Software maker Network Computer, long adrift for lack of a successful business strategy, today is on a two-track roll with new technology and several acquisitions under its belt as it prepares for an IPO that could prove pivotal for the company.
NCI, which has been IPO bound for some time, several weeks ago signed a deal with America Online to provide the online giant with technology for a set-top box, sources told CNET News.com.
AOL will use the technology to expand its services to television users through the launch of AOL TV. Last spring, AOL took the first step toward developing its television service when it acquired NetChannel, which will help create AOL-branded interactive content for television.
Tricia Primrose, an AOL spokeswoman, said the company does not comment on rumors or speculation about deals it may be forging. Randy Brasche, an NCI spokesman, also would not comment on whether it is teaming with AOL.
If an agreement between the two companies does come to pass, NCI will have struck its first high-profile domestic deal, building on a spate of sizable foreign deals it has struck in the past. Earlier this month, for example, NCI announced that it would provide set-top software to Belgium's telephone company, which will use it for its CyberTV service. Last June, NCI sold its software to four Japanese telecommunications companies that plan to offer Internet access to their customers through TV sets. Terms of these deals, however, were not disclosed.
Indeed, NCI, which competes with Microsoft's WebTV and a host of other software vendors, is gaining momentum as it heads toward a public offering, even though one source maintained that NCI's priority is getting its products out the door and ramping up the deployment of its technology.
Another source, however, said a deal with AOL would push NCI's pending offering to the fore.
"If you look at interactive services, AOL is clearly the leader.

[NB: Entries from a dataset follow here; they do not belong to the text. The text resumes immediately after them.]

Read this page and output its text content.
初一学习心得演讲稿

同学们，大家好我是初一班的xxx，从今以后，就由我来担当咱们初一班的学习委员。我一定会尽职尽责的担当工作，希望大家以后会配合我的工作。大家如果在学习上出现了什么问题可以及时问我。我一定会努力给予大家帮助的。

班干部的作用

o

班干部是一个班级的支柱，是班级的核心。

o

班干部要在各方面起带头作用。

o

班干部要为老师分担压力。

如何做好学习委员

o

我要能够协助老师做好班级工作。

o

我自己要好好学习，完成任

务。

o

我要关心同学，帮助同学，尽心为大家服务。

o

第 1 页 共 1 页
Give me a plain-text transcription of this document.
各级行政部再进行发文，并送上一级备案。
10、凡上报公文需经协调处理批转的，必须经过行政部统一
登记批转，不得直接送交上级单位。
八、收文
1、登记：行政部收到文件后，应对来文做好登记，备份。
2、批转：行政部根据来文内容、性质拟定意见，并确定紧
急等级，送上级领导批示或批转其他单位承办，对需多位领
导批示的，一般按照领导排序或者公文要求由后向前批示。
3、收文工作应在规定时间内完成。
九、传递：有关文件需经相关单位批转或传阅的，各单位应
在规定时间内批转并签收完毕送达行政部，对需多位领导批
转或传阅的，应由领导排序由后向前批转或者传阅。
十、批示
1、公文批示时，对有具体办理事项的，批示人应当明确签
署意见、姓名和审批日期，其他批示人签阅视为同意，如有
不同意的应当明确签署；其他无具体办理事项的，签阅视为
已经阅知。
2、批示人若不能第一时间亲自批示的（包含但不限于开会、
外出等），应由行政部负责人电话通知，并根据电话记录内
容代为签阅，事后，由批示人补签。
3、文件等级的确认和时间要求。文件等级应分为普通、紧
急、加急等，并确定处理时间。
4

This deal is really significant for [NCI's IPO plans]," the source said. "Without this deal, it would take a lot of independent ISPs to match the same audience as AOL."
NCI also could be positioning itself as an acquisition target, though one source said NCI's goal is to remain independent.
During the past year, AOL had been eyeing potential partners for its television strategy ranging from small companies that could provide only a single piece of the technology it required to larger players, like NCI, that could provide it with a wider breadth of advantages.
"NCI was not selected just for its technology," said one source. "It was selected for several reasons, like its business, technology, and relationships."
America Online has yet to select a set-top box manufacturer for AOL TV, but one advantage that NCI can offer AOL no matter which manufacturer it ultimately chooses is customization. Original equipment manufacturers can choose from among NCI's technology specifications those that allow it to manufacture its set-top box at a desired price. For example, an OEM may opt for a more expensive cable modem that would drive up the price of the box, or a cheaper dial-up modem that would keep prices low at the expense of access speed.
"The advantage of NCI is its software interface?AOL will develop the application once and it can run on more than one OEM device, as long as they use NCI's design," a source said.
Sources said that AOL originally had wanted to roll out its TV service by Christmas 1998 but that a Christmas 1999 launch still is feasible.